Switch statement: must default be the last case?

Solution 1:

The case statements and the default statement can occur in any order in the switch statement. The default clause is an optional clause that is matched if none of the constants in the case statements can be matched.

Good Example :-

switch(5) {
  case 1:
    echo "1";
    break;
  case 2:
  default:
    echo "2, default";
    break;
  case 3;
    echo "3";
    break;
}


Outputs '2,default'

very useful if you want your cases to be presented in a logical order in the code (as in, not saying case 1, case 3, case 2/default) and your cases are very long so you do not want to repeat the entire case code at the bottom for the default

Solution 2:

The C99 standard is not explicit about this, but taking all facts together, it is perfectly valid.

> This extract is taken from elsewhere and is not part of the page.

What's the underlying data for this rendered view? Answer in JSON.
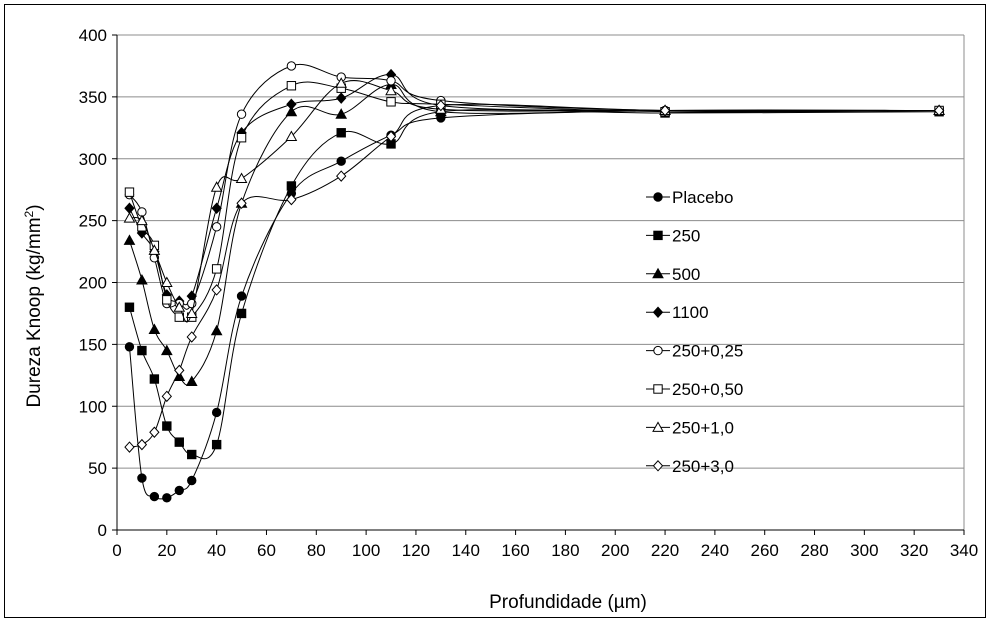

A case and default label are equivalent to a goto label. See 6.8.1 Labeled statements. Especially interesting is 6.8.1.4, which enables the already mentioned Duff's Device:

Any statement may be preceded by a prefix that declares an identifier as a label name. Labels in themselves do not alter the flow of control, which continues unimpeded across them.

Edit: The code within a switch is nothing special; it is a normal block of code as in an if-statement, with additional jump labels. This explains the fall-through behaviour and why break is necessary.

6.8.4.2.7 even gives an example:

switch (expr) 
{ 
    int i = 4; 
    f(i); 
case 0: 
    i=17; 
    /*falls through into default code */ 
default: 
    printf("%d\n", i); 
} 

In the artificial program fragment the object whose identifier is i exists with automatic storage duration (within the block) but is never initialized, and thus if the controlling expression has a nonzero value, the call to the printf function will access an indeterminate value. Similarly, the call to the function f cannot be reached.

The case constants must be unique within a switch statement:

6.8.4.2.3 The expression of each case label shall be an integer constant expression and no two of the case constant expressions in the same switch statement shall have the same value after conversion. There may be at most one default label in a switch statement.

All cases are evaluated, then it jumps to the default label, if given:

6.8.4.2.5 The integer promotions are performed on the controlling expression. The constant expression in each case label is converted to the promoted type of the controlling expression. If a converted value matches that of the promoted controlling expression, control jumps to the statement following the matched case label. Otherwise, if there is a default label, control jumps to the labeled statement. If no converted case constant expression matches and there is no default label, no part of the switch body is executed.

Solution 3:

It's valid and very useful in some cases.

Consider the following code:

switch(poll(fds, 1, 1000000)){
   default:
    // here goes the normal case : some events occured
   break;
   case 0:
    // here goes the timeout case
   break;
   case -1:
     // some error occurred, you have to check errno
}

The point is that the above code is more readable and efficient than cascaded if. You could put default at the end, but it is pointless as it will focus your attention on error cases instead of normal cases (which here is the default case).

Actually, it's not such a good example, in poll you know how many events may occur at most. My real point is that there are cases with a defined set of input values where there are 'exceptions' and normal cases. If it's better to put exceptions or normal cases at front is a matter of choice.

In software field I think of another very usual case: recursions with some terminal values. If you can express it using a switch, default will be the usual value that contains recursive call and distinguished elements (individual cases) the terminal values. There is usually no need to focus on terminal values.

Another reason is that the order of the cases may change the compiled code behavior, and that matters for performances. Most compilers will generate compiled assembly code in the same order as the code appears in the switch. That makes the first case very different from the others: all cases except the first one will involve a jump and that will empty processor pipelines. You may understand it like branch predictor defaulting to running the first appearing case in the switch. If a case if much more common that the others then you have very good reasons to put it as the first case.

Reading comments it's the specific reason why the original poster asked that question after reading Intel compiler Branch Loop reorganisation about code optimisation.

Then it will become some arbitration between code readability and code performance. Probably better to put a comment to explain to future reader why a case appears first.

Solution 4:

yes, this is valid, and under some circumstances it is even useful. Generally, if you don't need it, don't do it.